Prologue: On Attempting to Explain Everything (Again)
A statement of epistemic method: unscientific but empirical, openly revisable, judged by whether it helps you see and act more clearly.
Overview
The prologue announces the book’s governing stance, which it calls unscientific empirical. “Unscientific” is not anti-science; it is a refusal to wait for laboratory equipment before talking about things like will, meaning, and growth. “Empirical” means the claims must survive contact with any honest person’s lived experience, even if they cannot (yet) be subjected to controlled experiment.
The method inherits from a tradition running from Merleau-Ponty’s rigorous first-person phenomenology through James’s radical empiricism to Wittgenstein’s insistence that meaning is embedded in practice. The frame is explicitly situated — written from somewhere particular — and is judged not by transcendent correctness but by practical illumination.
Three commitments are announced that run throughout all 22 chapters: mark what we observe; mark what we interpret; mark what we don’t know.
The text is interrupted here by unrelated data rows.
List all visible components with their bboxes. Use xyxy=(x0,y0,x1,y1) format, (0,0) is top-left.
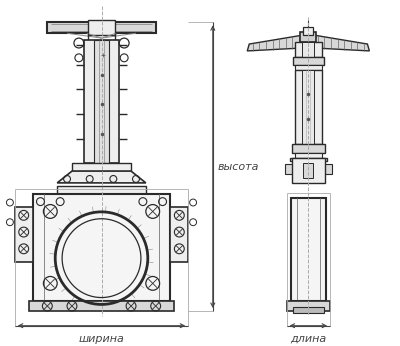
Bar xyxy=(94,40,109,163)
Bar xyxy=(302,42,314,57)
Bar xyxy=(294,65,322,70)
Bar xyxy=(47,22,156,33)
Bar xyxy=(32,194,170,301)
Polygon shape xyxy=(57,171,146,183)
Text: длина: длина xyxy=(290,334,326,344)
Bar xyxy=(170,208,188,262)
Bar xyxy=(57,186,146,194)
Bar xyxy=(88,20,115,35)
Text: ширина: ширина xyxy=(78,334,124,344)
Bar xyxy=(290,158,327,161)
Bar xyxy=(302,70,314,144)
Bar xyxy=(84,40,119,163)
Bar xyxy=(285,164,292,174)
Polygon shape xyxy=(314,35,370,51)
Bar xyxy=(292,158,325,183)
Bar xyxy=(15,208,32,262)
Bar xyxy=(72,163,131,171)
Bar xyxy=(304,158,312,161)
Bar xyxy=(304,163,313,178)
Bar xyxy=(300,32,316,42)
Bar xyxy=(294,70,322,144)
Bar xyxy=(324,164,332,174)
Bar xyxy=(291,198,326,301)
Bar xyxy=(292,144,325,153)
Bar xyxy=(304,27,313,35)
Polygon shape xyxy=(247,35,302,51)
Text: высота: высота xyxy=(218,162,259,172)
Bar xyxy=(294,42,322,57)
Bar xyxy=(287,301,330,311)
Bar xyxy=(294,153,322,161)
Bar xyxy=(29,301,174,311)
Bar xyxy=(292,307,324,313)
Bar xyxy=(292,57,324,65)
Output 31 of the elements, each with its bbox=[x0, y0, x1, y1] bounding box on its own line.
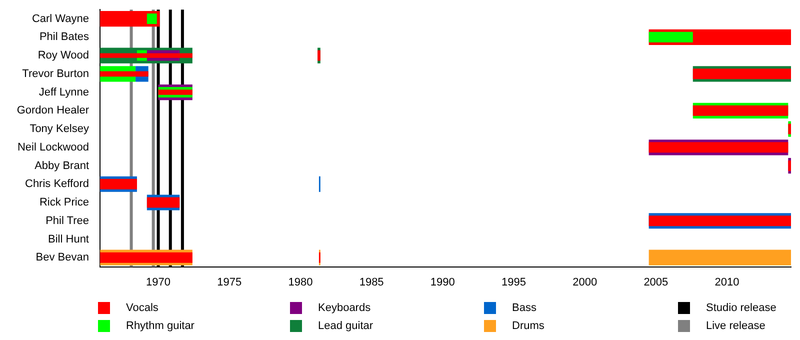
x-tick-label: 2000 bbox=[572, 276, 598, 288]
y-tick-label: Abby Brant bbox=[34, 160, 89, 172]
x-tick-label: 1985 bbox=[359, 276, 384, 288]
y-tick-label: Chris Kefford bbox=[25, 178, 89, 190]
x-tick-label: 1970 bbox=[146, 276, 171, 288]
legend-label: Studio release bbox=[706, 302, 776, 314]
y-tick-label: Jeff Lynne bbox=[38, 86, 89, 98]
legend-label: Bass bbox=[512, 302, 536, 314]
y-tick-label: Roy Wood bbox=[38, 50, 89, 62]
y-tick-label: Neil Lockwood bbox=[17, 141, 89, 154]
y-tick-label: Phil Bates bbox=[39, 31, 90, 44]
y-tick-label: Bev Bevan bbox=[36, 252, 89, 264]
legend-label: Live release bbox=[706, 320, 766, 332]
y-tick-label: Trevor Burton bbox=[22, 68, 89, 80]
y-tick-label: Gordon Healer bbox=[16, 104, 90, 117]
legend-label: Drums bbox=[512, 320, 544, 332]
x-tick-label: 2010 bbox=[714, 276, 740, 288]
y-tick-label: Bill Hunt bbox=[48, 233, 89, 246]
legend-label: Rhythm guitar bbox=[126, 320, 194, 332]
x-tick-label: 1980 bbox=[288, 276, 313, 288]
y-tick-label: Tony Kelsey bbox=[30, 123, 90, 136]
legend-label: Keyboards bbox=[318, 302, 371, 314]
x-tick-label: 2005 bbox=[644, 276, 668, 288]
y-tick-label: Rick Price bbox=[39, 196, 89, 209]
x-tick-label: 1995 bbox=[502, 276, 526, 288]
y-tick-label: Carl Wayne bbox=[32, 12, 89, 25]
legend-label: Vocals bbox=[126, 302, 158, 314]
x-tick-label: 1975 bbox=[217, 276, 242, 288]
x-tick-label: 1990 bbox=[430, 276, 455, 288]
y-tick-label: Phil Tree bbox=[46, 214, 89, 227]
legend-label: Lead guitar bbox=[318, 320, 374, 332]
The book is presented as a tool, and a chapter that does not give you something to look at, look for, or do has failed its job.
Key claims
- The frame is “unscientific empirical”: neither scientific in the lab-proof sense, nor anti-scientific, nor appealing to higher mysteries. — Source:
/src/content/chapters/prologue.md - Lived experience counts as data — the only data finite minds have first-hand — while the tendency of lived experience to lie to itself is kept in view. — Source:
/src/content/chapters/prologue.md - Three acts structure the argument: [[Act 1 — Volo Ergo Sum]] (why anything happens), [[Act 2 — init.d]] (what appears once distinction begins), [[Act 3 — MMM]] (how growth runs as a loop). — Source:
/src/content/chapters/prologue.md - The whole frame is revisable; if a later chapter feels too certain, the prologue is the right place to return. — Source:
/src/content/chapters/prologue.md
Connections
- [[Act 1 — Volo Ergo Sum]] — the first act that the prologue’s method frames
- [[Act 3 — MMM]] — MMM is itself a recursive instance of the method: measure experience, build model, manifest conclusion, revise
- [[Objectivity]] — the prologue’s epistemic humility grounds the book’s treatment of objectivity in Ch. 4 and Ch. 22
Open questions
- What exactly distinguishes “unscientific empirical” from other post-positivist positions (e.g. critical realism, pragmatism)? The prologue gestures at the difference but does not resolve it.
- Where is the line between productive revisability and self-undermining relativism? The book never quite closes this.